Sketching a Workable Way Forward on Teacher Pay
In education circles, 2018 is going to be remembered as the year of the teacher strike. After decades of general labor peace in schooling, the spring was marked by a series of high-profile walkouts in states like West Virginia, Kentucky, Oklahoma, and Arizona, and the repercussions are still playing out—in next month's election races and the threat of new unrest. After years of overcaffeinated reformers treating teachers as punching bags (at least when they weren't treating them as cute little puppies), this has spurred a healthy, overdue discussion of teacher pay.
Over in the pages of National Review, I offer some thoughts on what a deal on teacher pay should look like. The context, of course, is that a string of victories and wave of public support have teachers feeling more empowered than they have in a long while. In Education Next's annual poll, two-thirds of respondents said that teachers in their state deserved a raise and 53 percent supported the right of teachers to strike (with just 32 percent opposed).
Given all that, here's how I sketch the challenge and the context in the National Review piece:
For starters, here's the bizarre dynamic at the heart of all this: Teachers have a legitimate gripe about take-home pay, even though school spending keeps going up. Nationally, after-inflation teacher pay actually declined by 2 percent from 1992 to 2014, even as real per-pupil spending grew by 27 percent. This disparity is particularly evident in strike states such as Kentucky and West Virginia, where teacher pay fell even as real per-pupil spending increased by more than 35 percent.
This dynamic is mostly a product of two things. One is that schools have added staff—particularly support staff—at a rate that far outpaces growth in student enrollment. In West Virginia, student enrollment fell by 12 percent between 1992 and 2014 even as the number of non-teaching staff grew by 10 percent. In Kentucky, over that period, the non-teaching workforce grew 41 percent—six times as fast as student enrollment. Nationally, between 1992 and 2014, student enrollment grew by 20 percent, the number of teachers by 29 percent—and non-teaching staff by 47 percent.

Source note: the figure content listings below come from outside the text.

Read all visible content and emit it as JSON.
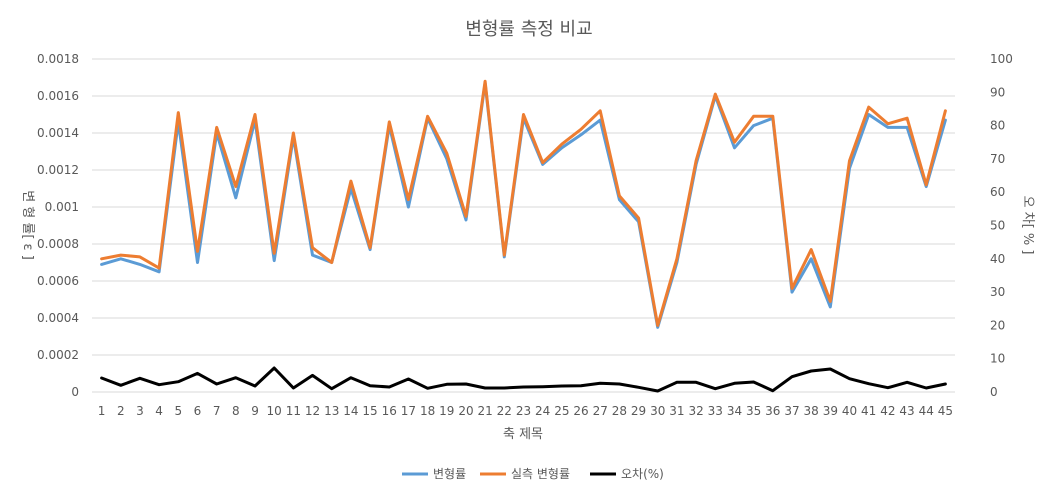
{
  "chart_data": {
    "type": "line",
    "title": "변형률 측정 비교",
    "xlabel": "축 제목",
    "ylabel_left": "변 형 률[ ε ]",
    "ylabel_right": "오 차[ % ]",
    "categories": [
      "1",
      "2",
      "3",
      "4",
      "5",
      "6",
      "7",
      "8",
      "9",
      "10",
      "11",
      "12",
      "13",
      "14",
      "15",
      "16",
      "17",
      "18",
      "19",
      "20",
      "21",
      "22",
      "23",
      "24",
      "25",
      "26",
      "27",
      "28",
      "29",
      "30",
      "31",
      "32",
      "33",
      "34",
      "35",
      "36",
      "37",
      "38",
      "39",
      "40",
      "41",
      "42",
      "43",
      "44",
      "45"
    ],
    "ylim_left": [
      0,
      0.0018
    ],
    "yticks_left": [
      "0",
      "0.0002",
      "0.0004",
      "0.0006",
      "0.0008",
      "0.001",
      "0.0012",
      "0.0014",
      "0.0016",
      "0.0018"
    ],
    "ylim_right": [
      0,
      100
    ],
    "yticks_right": [
      "0",
      "10",
      "20",
      "30",
      "40",
      "50",
      "60",
      "70",
      "80",
      "90",
      "100"
    ],
    "grid": true,
    "legend_position": "bottom",
    "series": [
      {
        "name": "변형률",
        "axis": "left",
        "color": "#5b9bd5",
        "values": [
          0.00069,
          0.00072,
          0.00069,
          0.00065,
          0.00146,
          0.0007,
          0.0014,
          0.00105,
          0.00147,
          0.00071,
          0.00138,
          0.00074,
          0.0007,
          0.0011,
          0.00077,
          0.00144,
          0.001,
          0.00148,
          0.00126,
          0.00093,
          0.00167,
          0.00073,
          0.00148,
          0.00123,
          0.00132,
          0.00139,
          0.00147,
          0.00104,
          0.00092,
          0.00035,
          0.0007,
          0.00123,
          0.0016,
          0.00132,
          0.00144,
          0.00148,
          0.00054,
          0.00072,
          0.00046,
          0.00121,
          0.0015,
          0.00143,
          0.00143,
          0.00111,
          0.00147
        ]
      },
      {
        "name": "실측 변형률",
        "axis": "left",
        "color": "#ed7d31",
        "values": [
          0.00072,
          0.00074,
          0.00073,
          0.00067,
          0.00151,
          0.00076,
          0.00143,
          0.00111,
          0.0015,
          0.00075,
          0.0014,
          0.00078,
          0.0007,
          0.00114,
          0.00078,
          0.00146,
          0.00104,
          0.00149,
          0.00129,
          0.00095,
          0.00168,
          0.00074,
          0.0015,
          0.00124,
          0.00134,
          0.00142,
          0.00152,
          0.00106,
          0.00094,
          0.00036,
          0.00072,
          0.00125,
          0.00161,
          0.00135,
          0.00149,
          0.00149,
          0.00056,
          0.00077,
          0.00049,
          0.00125,
          0.00154,
          0.00145,
          0.00148,
          0.00112,
          0.00152
        ]
      },
      {
        "name": "오차(%)",
        "axis": "right",
        "color": "#000000",
        "values": [
          4.2,
          2.0,
          4.1,
          2.2,
          3.1,
          5.6,
          2.4,
          4.3,
          1.8,
          7.2,
          1.2,
          5.0,
          1.0,
          4.3,
          1.9,
          1.5,
          3.9,
          1.1,
          2.3,
          2.4,
          1.2,
          1.2,
          1.5,
          1.6,
          1.8,
          1.9,
          2.6,
          2.4,
          1.4,
          0.3,
          2.9,
          2.9,
          1.0,
          2.6,
          3.0,
          0.4,
          4.6,
          6.3,
          6.9,
          4.0,
          2.5,
          1.3,
          2.9,
          1.2,
          2.4
        ]
      }
    ]
  }
}
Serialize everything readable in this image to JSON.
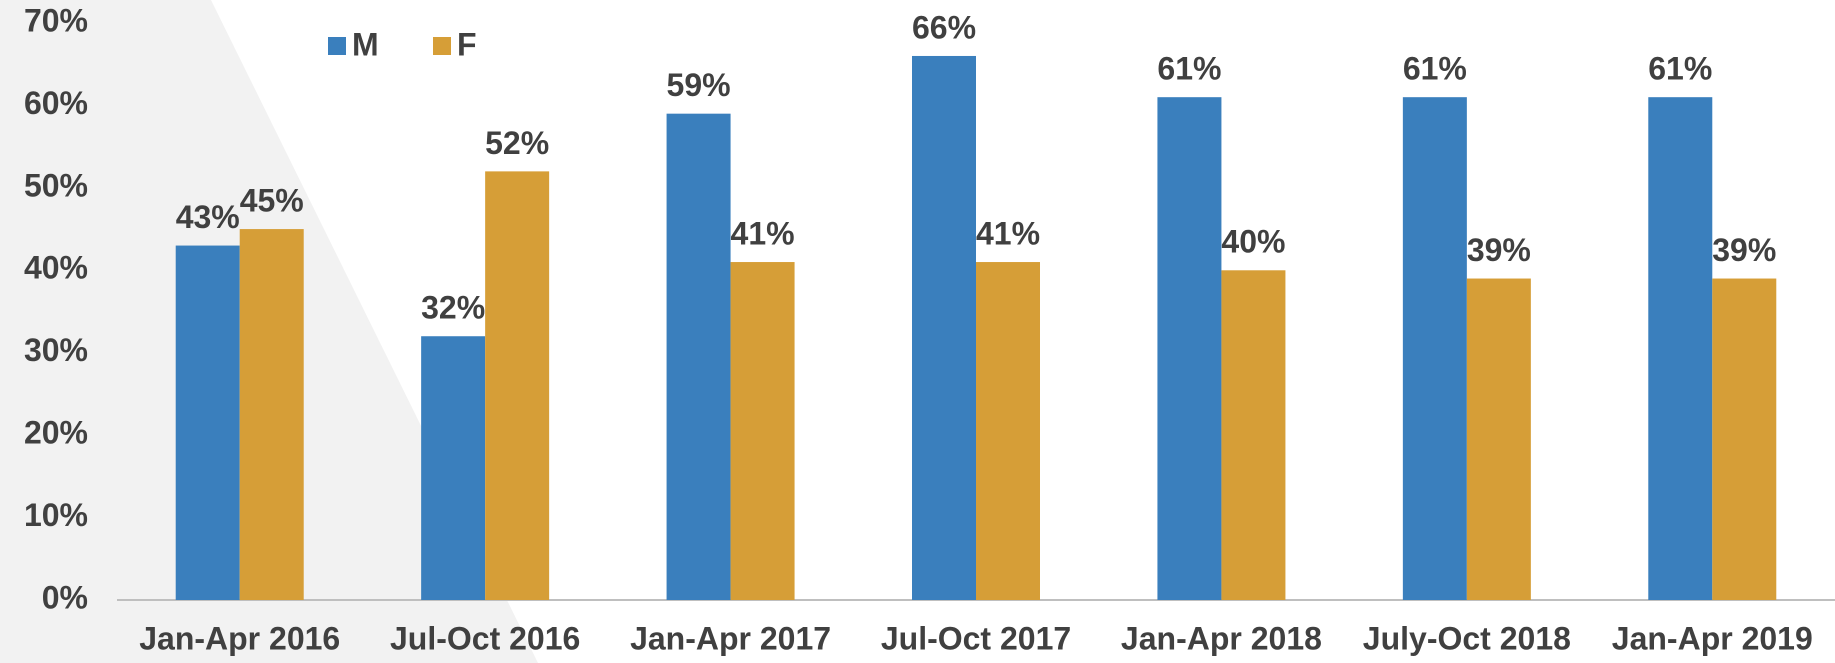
{
  "chart_data": {
    "type": "bar",
    "categories": [
      "Jan-Apr 2016",
      "Jul-Oct 2016",
      "Jan-Apr 2017",
      "Jul-Oct 2017",
      "Jan-Apr 2018",
      "July-Oct 2018",
      "Jan-Apr 2019"
    ],
    "series": [
      {
        "name": "M",
        "color": "#3a7fbd",
        "values": [
          43,
          32,
          59,
          66,
          61,
          61,
          61
        ],
        "value_labels": [
          "43%",
          "32%",
          "59%",
          "66%",
          "61%",
          "61%",
          "61%"
        ]
      },
      {
        "name": "F",
        "color": "#d69e37",
        "values": [
          45,
          52,
          41,
          41,
          40,
          39,
          39
        ],
        "value_labels": [
          "45%",
          "52%",
          "41%",
          "41%",
          "40%",
          "39%",
          "39%"
        ]
      }
    ],
    "ylim": [
      0,
      70
    ],
    "yticks": [
      {
        "value": 0,
        "label": "0%"
      },
      {
        "value": 10,
        "label": "10%"
      },
      {
        "value": 20,
        "label": "20%"
      },
      {
        "value": 30,
        "label": "30%"
      },
      {
        "value": 40,
        "label": "40%"
      },
      {
        "value": 50,
        "label": "50%"
      },
      {
        "value": 60,
        "label": "60%"
      },
      {
        "value": 70,
        "label": "70%"
      }
    ],
    "legend": "top-left"
  }
}
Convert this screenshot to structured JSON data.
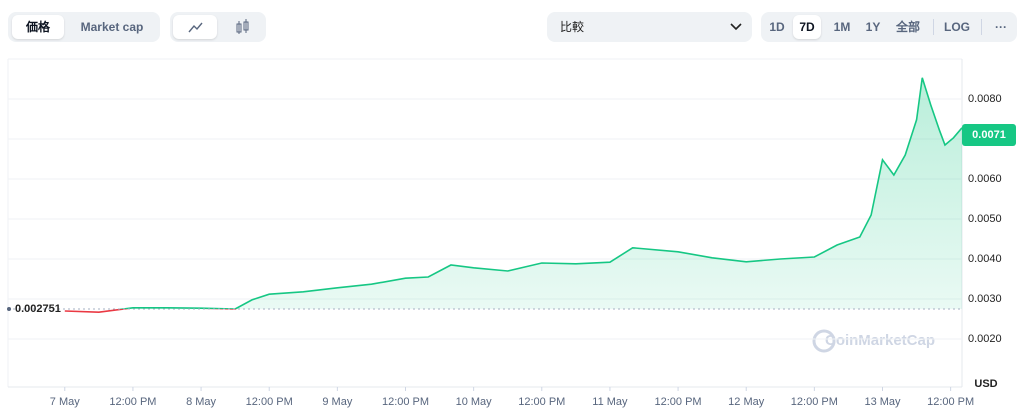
{
  "controls": {
    "view_tabs": [
      "価格",
      "Market cap"
    ],
    "compare": "比較",
    "ranges": [
      "1D",
      "7D",
      "1M",
      "1Y",
      "全部"
    ],
    "log": "LOG",
    "more": "···"
  },
  "chart_data": {
    "type": "line",
    "x": [
      0,
      6,
      12,
      18,
      24,
      30,
      33,
      36,
      42,
      48,
      54,
      60,
      64,
      68,
      72,
      78,
      84,
      90,
      96,
      100,
      108,
      114,
      120,
      126,
      132,
      136,
      140,
      142,
      144,
      146,
      148,
      150,
      151,
      152.5,
      154,
      155,
      156.5,
      158
    ],
    "series": [
      {
        "color": "#16c784",
        "below_color": "#ea3943",
        "values": [
          0.0027,
          0.00267,
          0.00278,
          0.00278,
          0.00277,
          0.00275,
          0.00298,
          0.00312,
          0.00318,
          0.00328,
          0.00337,
          0.00352,
          0.00355,
          0.00385,
          0.00378,
          0.0037,
          0.0039,
          0.00388,
          0.00392,
          0.00428,
          0.00418,
          0.00403,
          0.00393,
          0.004,
          0.00405,
          0.00435,
          0.00455,
          0.0051,
          0.00648,
          0.0061,
          0.0066,
          0.00748,
          0.00853,
          0.00785,
          0.00723,
          0.00685,
          0.00703,
          0.00728
        ]
      }
    ],
    "baseline": 0.002751,
    "current_price": 0.0071,
    "xlim": [
      -10,
      158
    ],
    "xticks": [
      {
        "value": 0,
        "label": "7 May"
      },
      {
        "value": 12,
        "label": "12:00 PM"
      },
      {
        "value": 24,
        "label": "8 May"
      },
      {
        "value": 36,
        "label": "12:00 PM"
      },
      {
        "value": 48,
        "label": "9 May"
      },
      {
        "value": 60,
        "label": "12:00 PM"
      },
      {
        "value": 72,
        "label": "10 May"
      },
      {
        "value": 84,
        "label": "12:00 PM"
      },
      {
        "value": 96,
        "label": "11 May"
      },
      {
        "value": 108,
        "label": "12:00 PM"
      },
      {
        "value": 120,
        "label": "12 May"
      },
      {
        "value": 132,
        "label": "12:00 PM"
      },
      {
        "value": 144,
        "label": "13 May"
      },
      {
        "value": 156,
        "label": "12:00 PM"
      }
    ],
    "ylim": [
      0.0008,
      0.009
    ],
    "yticks": [
      {
        "value": 0.002,
        "label": "0.0020"
      },
      {
        "value": 0.003,
        "label": "0.0030"
      },
      {
        "value": 0.004,
        "label": "0.0040"
      },
      {
        "value": 0.005,
        "label": "0.0050"
      },
      {
        "value": 0.006,
        "label": "0.0060"
      },
      {
        "value": 0.007,
        "label": "0.0070"
      },
      {
        "value": 0.008,
        "label": "0.0080"
      }
    ],
    "hidden_tick_labels": [
      5
    ],
    "grid": true,
    "currency": "USD",
    "watermark": "CoinMarketCap"
  }
}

The second reason salaries have fallen despite increased spending is that teacher pensions and health care have cannibalized paychecks. Between 2003 and 2014, even as teacher salaries declined, the per-teacher cost of benefits rocketed nationally from $14,000 to $21,000. An outsized share of this spending flows to retirees and to propping up underfunded pension systems—doing nothing for those working in classrooms today. As former Obama-administration official Chad Aldeman has calculated, West Virginia teachers could receive a salary boost of more than $11,000 each, tomorrow, if the state had no pension-debt costs.
Teachers have a strong case, but they'll do well not to overplay their hand. Their public support is more fragile than the poll numbers and walkout wins might suggest. That's because the public thinks teachers earn a lot less than they do, and that schools spend less than they do. In the 2018 Education Next poll, respondents guessed that the average teacher in their state earned just over $40,000—whereas, in 2015-16, it was actually over $58,000. The average respondent also guessed that schools spent $8,600 a year per pupil, when the real figure (back in 2013-14) was $12,900, or 50 percent higher. When the public is provided the real numbers, support for increased spending on schools declines from 59 percent to 47 percent. For increased teacher pay, support plunges from 67 to 48 percent.
There's a win-win lurking here. But it requires a willingness to rethink how teachers are paid and school dollars are spent. After all, after-inflation K-12 spending has grown by 400 percent over the past 50 years—yet few would argue that it has delivered satisfactory teacher pay, much less the hoped-for outcomes. Reform without dollars isn't practical or politically viable, but dollars without reform is a failed recipe—one primed to sow the seeds of taxpayer rebellion. Given that, a serious deal has four parts.
Check out National Review for a more detailed rendering, but here's the simple version:
First, we need to acknowledge that teachers are woefully underpaid in many states, and that attracting and retaining talented professionals means we have to pay teachers like professionals. In many states, this will require some additional revenue.
Second, new dollars shouldn't subsidized outdated pay systems that fail to create routes for professional growth and that overpay lousy teachers.
Third, more pay has to be coupled with a commitment to trimming bureaucratic bloat—simply because the cost for ranks of paper-shufflers and not-so-great instructional coaches makes it much tougher to swing big salary boosts for classroom instructors.
Finally, we need to overhaul benefits. Today's benefit costs make it tough for the math to work on a dramatic boost in take-home pay. Meanwhile, today's pension systems routinely penalize young teachers, those who move across state lines, and those for whom teaching is a second profession.
As I concluded in National Review:
Policymakers should be on the side of teachers, but standing with teachers can't mean betraying the trust of students, families, or taxpayers. If today's policymakers are willing to tackle administrative bloat and anachronistic compensation systems, it's possible to boost teacher pay by 20 percent, pay terrific teachers six figures, leave class sizes stable, and do it with a measured, disciplined increase in revenue. That's a deal that teachers, taxpayers, and solution-oriented public officials should all be able to accept.